A pair of large tongues had been put before me, and as I began to carve them, I heard a lady say—“No fear. Downy will be flush of money now. Be down on him sharp; that’s the way to do it.”
“Are you sure it will come off?” asked the gentleman she was talking to; and I saw that it was Mr. Welch, a great man of the ring, speaking earnestly to Lady Kickloose.
“What is to prevent it? The fatal day is named. It is too good for him, as everybody says. But you know where marriages are made.”
“And where they end, with a fellow of that sort. But I can’t take it down—even now I can’t. Such a lot of brass, you know, my lady! And what has he got to show for it?”
“Brass—and his mother;” replied the lady, who had picked up the pithy style of the turf. “The old Earl is a duffer. Mother Bull can walk round him any Saturday.”
“Yes; but young ladies have wills of their own. It is out of my line, but I have always heard that Lady Clara could have the pick of England. What can there be in Downy, to fetch her so?”
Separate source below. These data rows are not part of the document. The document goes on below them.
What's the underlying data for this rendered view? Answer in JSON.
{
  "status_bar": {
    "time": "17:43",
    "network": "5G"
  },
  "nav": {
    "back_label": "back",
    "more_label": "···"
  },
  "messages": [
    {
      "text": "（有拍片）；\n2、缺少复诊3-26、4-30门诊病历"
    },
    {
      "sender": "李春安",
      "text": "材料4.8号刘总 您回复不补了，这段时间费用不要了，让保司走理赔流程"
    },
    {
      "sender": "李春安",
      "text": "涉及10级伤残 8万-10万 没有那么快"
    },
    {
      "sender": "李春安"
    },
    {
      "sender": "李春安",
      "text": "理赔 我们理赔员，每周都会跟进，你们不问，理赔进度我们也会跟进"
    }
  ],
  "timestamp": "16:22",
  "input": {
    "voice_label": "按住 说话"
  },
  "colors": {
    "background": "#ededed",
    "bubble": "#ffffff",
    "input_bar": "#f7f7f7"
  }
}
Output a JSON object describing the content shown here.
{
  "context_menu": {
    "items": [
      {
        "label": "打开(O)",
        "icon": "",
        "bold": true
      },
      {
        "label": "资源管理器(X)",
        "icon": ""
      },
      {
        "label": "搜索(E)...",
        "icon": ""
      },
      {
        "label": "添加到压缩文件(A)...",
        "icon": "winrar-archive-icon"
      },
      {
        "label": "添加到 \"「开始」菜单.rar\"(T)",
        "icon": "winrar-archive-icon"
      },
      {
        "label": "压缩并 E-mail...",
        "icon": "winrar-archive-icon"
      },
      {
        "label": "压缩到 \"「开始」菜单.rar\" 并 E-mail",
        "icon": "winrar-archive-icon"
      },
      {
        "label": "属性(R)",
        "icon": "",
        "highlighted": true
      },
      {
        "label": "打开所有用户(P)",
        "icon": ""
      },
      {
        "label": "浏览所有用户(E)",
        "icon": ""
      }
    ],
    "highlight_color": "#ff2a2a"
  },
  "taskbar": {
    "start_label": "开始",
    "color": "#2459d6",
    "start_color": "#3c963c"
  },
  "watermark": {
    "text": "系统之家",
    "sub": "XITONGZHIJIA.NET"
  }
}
“How can I tell you, Mr. Welch! Such things happen continually. All we have to do is to follow them up. I never liked the man; but that is no reason why she shouldn’t. Bread-sauce, I suppose goes with peacock.”
Sam was in his glory all this time, and the dinner went on very merrily, with plenty of laughing, and glasses clinking, and even the most demure ladies smiling. My uncle, who had cherished a pure contempt for sporting men, began to think better of them, and more and more as his opinion was asked, delivered it on subjects he had never heard of. Aunt Parslow also was exceedingly good-natured, and held a very interesting talk with a lady who had heard of her father. And I took the opportunity, before we went away, to remind Mrs. Henderson of our old doings, when she was the belle of Leatherhead; and I thought that she looked at me very nicely, and felt very deeply for my present sad condition; and after all I could not contradict my uncle, when he said—with five and sixpence in his pocket, which he had won by very fine play at whist—that we had been treated most handsomely and kindly, and if he should be asked to their Christmas dinner, he meant to make a point of going.